QUINCY Goodhart, called Ketay or Blackie, along with Kevon Bunyon was each sentenced to four years’ imprisonment, following an earlier plea of guilty to charges of being in possession of a firearm along with matching ammunition.New Amsterdam Magistrate Sherdel Isaacs-Marcus, stipulated that the men serve a two-year sentence each, after confessing to having a .38 revolver in their possession without the relevant licences.
A further two-year sentence was handed down on the duo, who pleaded guilty to having ammunition in their possession without being the holder of the relevant licences. Along with the sentence, the men were fined a total of $100,000 each, with an alternative of 100 days’ imprisonment. The sentences will run concurrently.

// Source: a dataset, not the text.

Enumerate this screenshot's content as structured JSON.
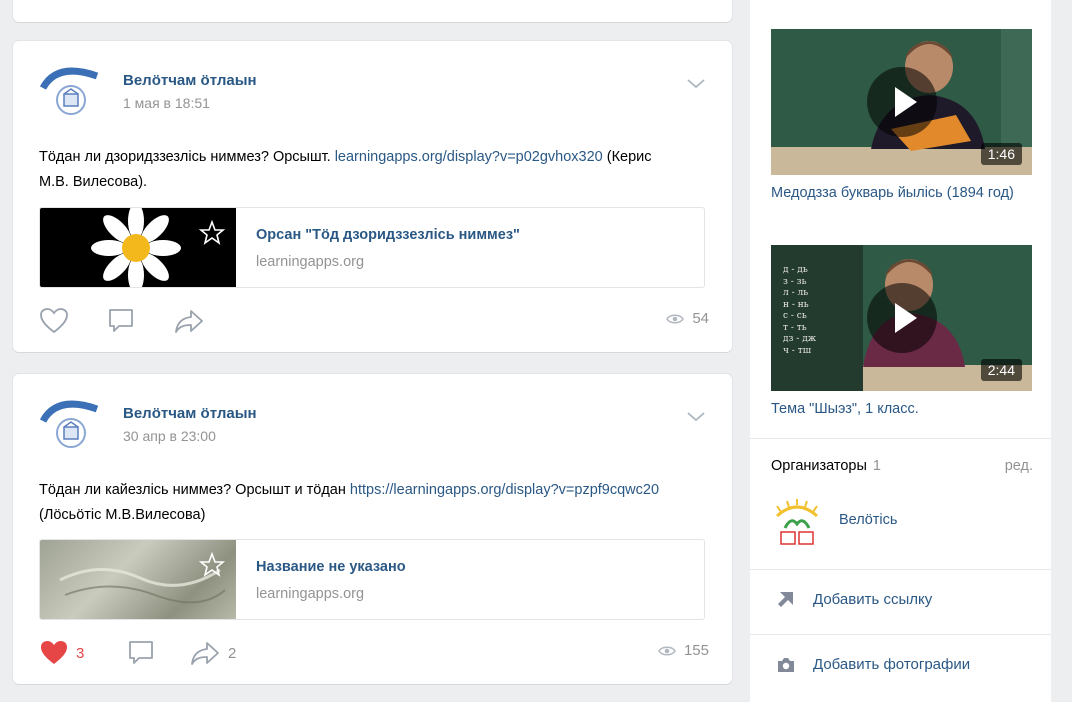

Detective Sergeant Lawrence Thomas had instituted the charges against the two men, along with Rudolph Mc Curdy, called Ruddy, and Kurt Edwards, following intense investigations into a robbery committed on businessman Danny Sankar.
However, with respect to the robbery under arms allegation, Mc Curdy and Edwards have denied the charge and were ordered to each post $100,000 bail. Police alleged that on March 15, last at Strand Road, the defendants armed with a dangerous weapon – a gun, robbed Nanda Ramkissoon Sankar of $646,340 in cash, a quantity of phone cards valued $90,000 and a gold chain which cost $420,000, totaling $1,146,340.
Subsequently, the quartet had appeared before the court where police had instituted charges for them being in possession of a firearm along with matching ammunition, without the relevant licences.
On that occasion Kevon Bunyan, was the number one defendant, followed by Quincy Goodhart, Rudolph Mc Curdy and Kurt Edwards, respectively. Bunyan and Goodhart had pleaded guilty to the charge with an explanation and were refused bail, while the remaining defendants were sent on $60,000 bail each.
According to Bunyan, aged 32, he lived at Lot 620 Fort Ordinance Housing Scheme, Canje; he took the police to the Number Two home at Lot 52 Stanleytown, New Amsterdam, where the police was given the gun, which was dug up from under a stairway. He told the Magistrate too, that Goodhart had given him the gun earlier in the day and that he had it in his possession because Goodhart had asked him for a favour. “I don’t have a job, and Goodhart did not pay me to keep the gun,” he posited.
Meanwhile Goodhart, 23, claimed to have lived at Lot 540 East Ruimveldt, where he would attend the Kingdom Hall at that location. According to him, he went at the back of a ‘place’ and in an unpainted building, he collected the gun.’